DeepSeek dropped its long-anticipated V4 model family on Thursday, releasing two open-source models under MIT license that claim the top coding benchmark scores among all models tested. Buried in the technical report is the most explicit public statement any frontier AI lab has made about Chinese hardware as an inference roadmap.
The larger model, V4-Pro, has 1.6 trillion total parameters with 49 billion activated per token using a mixture-of-experts architecture. The smaller V4-Flash has 284 billion parameters with 13 billion activated. Both support a one-million-token context window and are available for download on HuggingFace.

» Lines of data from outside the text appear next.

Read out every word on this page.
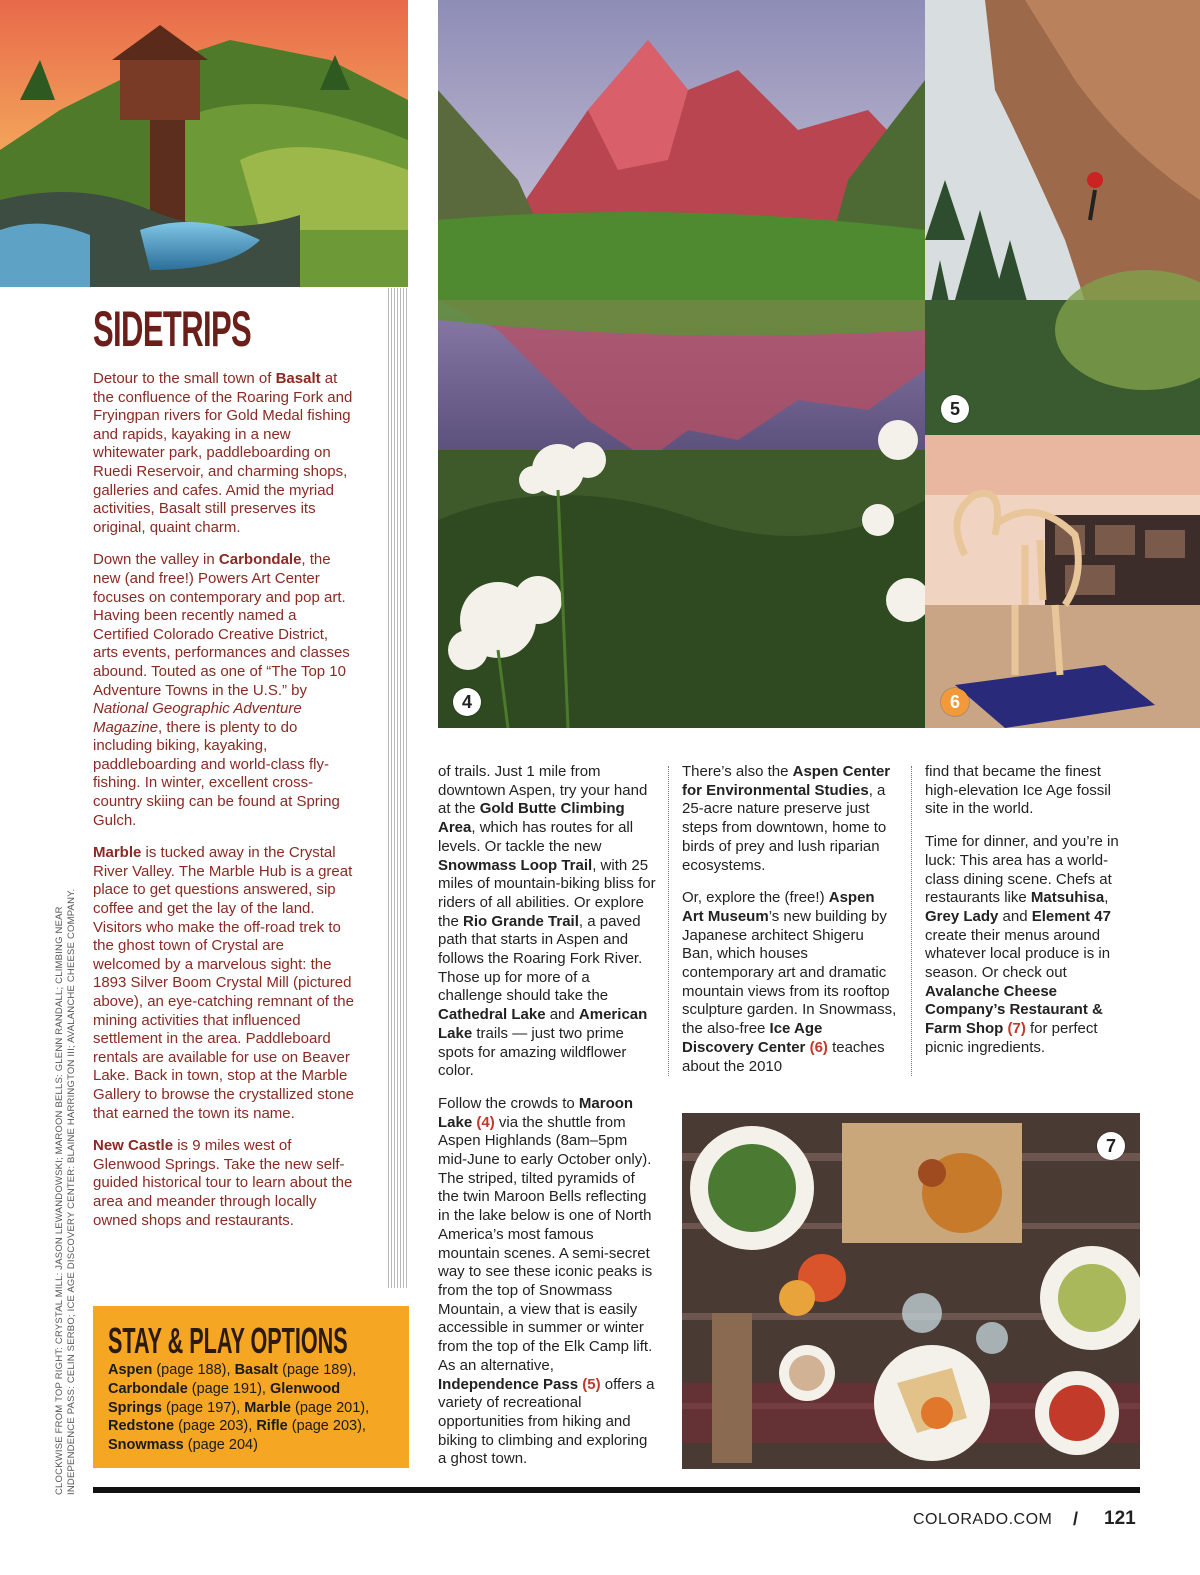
4
5
6
7
SIDETRIPS

Detour to the small town of Basalt at the confluence of the Roaring Fork and Fryingpan rivers for Gold Medal fishing and rapids, kayaking in a new whitewater park, paddleboarding on Ruedi Reservoir, and charming shops, galleries and cafes. Amid the myriad activities, Basalt still preserves its original, quaint charm.

Down the valley in Carbondale, the new (and free!) Powers Art Center focuses on contemporary and pop art. Having been recently named a Certified Colorado Creative District, arts events, performances and classes abound. Touted as one of “The Top 10 Adventure Towns in the U.S.” by National Geographic Adventure Magazine, there is plenty to do including biking, kayaking, paddleboarding and world-class fly-fishing. In winter, excellent cross-country skiing can be found at Spring Gulch.

Marble is tucked away in the Crystal River Valley. The Marble Hub is a great place to get questions answered, sip coffee and get the lay of the land. Visitors who make the off-road trek to the ghost town of Crystal are welcomed by a marvelous sight: the 1893 Silver Boom Crystal Mill (pictured above), an eye-catching remnant of the mining activities that influenced settlement in the area. Paddleboard rentals are available for use on Beaver Lake. Back in town, stop at the Marble Gallery to browse the crystallized stone that earned the town its name.

New Castle is 9 miles west of Glenwood Springs. Take the new self-guided historical tour to learn about the area and meander through locally owned shops and restaurants.

CLOCKWISE FROM TOP RIGHT: CRYSTAL MILL: JASON LEWANDOWSKI; MAROON BELLS: GLENN RANDALL; CLIMBING NEAR INDEPENDENCE PASS: CELIN SERBO; ICE AGE DISCOVERY CENTER: BLAINE HARRINGTON III; AVALANCHE CHEESE COMPANY. STAY & PLAY OPTIONS
Aspen (page 188), Basalt (page 189), Carbondale (page 191), Glenwood Springs (page 197), Marble (page 201), Redstone (page 203), Rifle (page 203), Snowmass (page 204)

of trails. Just 1 mile from downtown Aspen, try your hand at the Gold Butte Climbing Area, which has routes for all levels. Or tackle the new Snowmass Loop Trail, with 25 miles of mountain-biking bliss for riders of all abilities. Or explore the Rio Grande Trail, a paved path that starts in Aspen and follows the Roaring Fork River. Those up for more of a challenge should take the Cathedral Lake and American Lake trails — just two prime spots for amazing wildflower color.

Follow the crowds to Maroon Lake (4) via the shuttle from Aspen Highlands (8am–5pm mid-June to early October only). The striped, tilted pyramids of the twin Maroon Bells reflecting in the lake below is one of North America’s most famous mountain scenes. A semi-secret way to see these iconic peaks is from the top of Snowmass Mountain, a view that is easily accessible in summer or winter from the top of the Elk Camp lift. As an alternative, Independence Pass (5) offers a variety of recreational opportunities from hiking and biking to climbing and exploring a ghost town.

There’s also the Aspen Center for Environmental Studies, a 25-acre nature preserve just steps from downtown, home to birds of prey and lush riparian ecosystems.

Or, explore the (free!) Aspen Art Museum’s new building by Japanese architect Shigeru Ban, which houses contemporary art and dramatic mountain views from its rooftop sculpture garden. In Snowmass, the also-free Ice Age Discovery Center (6) teaches about the 2010

find that became the finest high-elevation Ice Age fossil site in the world.

Time for dinner, and you’re in luck: This area has a world-class dining scene. Chefs at restaurants like Matsuhisa, Grey Lady and Element 47 create their menus around whatever local produce is in season. Or check out Avalanche Cheese Company’s Restaurant & Farm Shop (7) for perfect picnic ingredients.

COLORADO.COM / 121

The architecture story is real. DeepSeek built what they call a hybrid attention mechanism combining Compressed Sparse Attention and Heavily Compressed Attention. According to the official model card, at the full one-million-token context length, V4-Pro requires only 27 percent of the inference FLOPs that DeepSeek-V3.2 needed for the same task, and its KV cache shrinks to 10 percent of V3.2 levels. That is not a rounding-error improvement. Long-context efficiency is where the economics of running these models live.
The training used the Muon optimizer over a dataset of more than 32 trillion tokens. Post-training ran a two-stage pipeline: domain-specific experts trained separately through supervised fine-tuning and reinforcement learning with GRPO, then consolidated into a single model through on-policy distillation.
On coding, V4 leads
In the company's own benchmark table (comparing against Anthropic's Opus-4.6, OpenAI's GPT-5.4, Google's Gemini-3.1-Pro, and Moonshot's K2.6), V4-Pro-Max scores 93.5 percent on LiveCodeBench, ahead of Gemini-3.1-Pro High at 91.7 percent and K2.6 Thinking at 89.6 percent. On Codeforces competitive programming rating, V4-Pro-Max hits 3206, compared to GPT-5.4 xHigh at 3168 and Gemini-3.1-Pro at 3052.
On agentic software engineering (SWE-bench Verified), the lead evaporates. Opus-4.6 Max scores 80.8 percent, Gemini-3.1-Pro and V4-Pro-Max both land at 80.6 percent. On the harder reasoning tasks, Humanities Last Exam and Apex, V4-Pro-Max trails Gemini and GPT-5.4. The story is specifically about coding, not reasoning broadly.
These numbers come from DeepSeek's own evaluation. The model card does not name an independent evaluator.
The hardware disclosure
This is the part the wire missed. The South China Morning Post, which broke the story, reported that DeepSeek said V4-Pro's throughput is currently limited by a shortfall in computational supply, and that prices will drop significantly in the second half of 2026 once Huawei's Ascend 950PR super nodes ship at scale.
Read that again. DeepSeek is not saying they hope Nvidia supply loosens. They are saying the pricing roadmap for their flagship model runs through Huawei hardware shipping in volume. A frontier lab is telling developers and deployers that the cheapest path to running V4 is Chinese silicon, on a timeline that depends on Huawei's manufacturing schedule.
DeepSeek did not disclose what hardware they used to train V4 itself. The company has stayed silent on training hardware despite US officials accusing DeepSeek of using banned Nvidia Blackwell chips, which would violate export controls. The Information separately reported that the model was optimized to run on Huawei's Ascend 950PR. SCMP notes that the technical report mentions the development of GPU kernels adapted to both Nvidia and Huawei chips: consistent with a dual-hardware engineering approach, but not a resolution of the training question.
The contradiction is unresolved: US officials say banned Nvidia chips were used in training; DeepSeek's published pricing roadmap assumes Huawei hardware for inference. The company has said nothing to reconcile these.
Jensen Huang, Nvidia's chief executive, called the prospect of DeepSeek's models running on Huawei chips a "horrible outcome" for the United States, according to The Next Web. He was commenting before V4 shipped. The pricing statement in V4's technical report is the answer to the question he was raising.
What it means for the labs
The open-source coding leader position is meaningful. V4-Flash, the smaller cheaper model, already runs at Codeforces rating 3052 in its Max reasoning mode, competitive with Gemini. Developers building coding agents now have a freely available, MIT-licensed option that matches or leads closed-source alternatives on the benchmarks they care about most.
The gap that remains is on reasoning tasks at the frontier. On Apex, a hard multi-step reasoning benchmark, GPT-5.4 scores 54.1 percent and Gemini-3.1-Pro 60.9 percent. V4-Pro-Max scores 38.3 percent. The labs have not been caught on everything.
The hardware story has a longer tail. If Huawei delivers Ascend 950PR super nodes in volume in H2 2026 as DeepSeek implies, it will be the first time a Chinese chip has been publicly cited as the primary inference substrate for a frontier model. US export controls prevented DeepSeek from accessing Nvidia's H100 and Blackwell chips; the result appears to have been that DeepSeek optimized around them rather than around them being absent.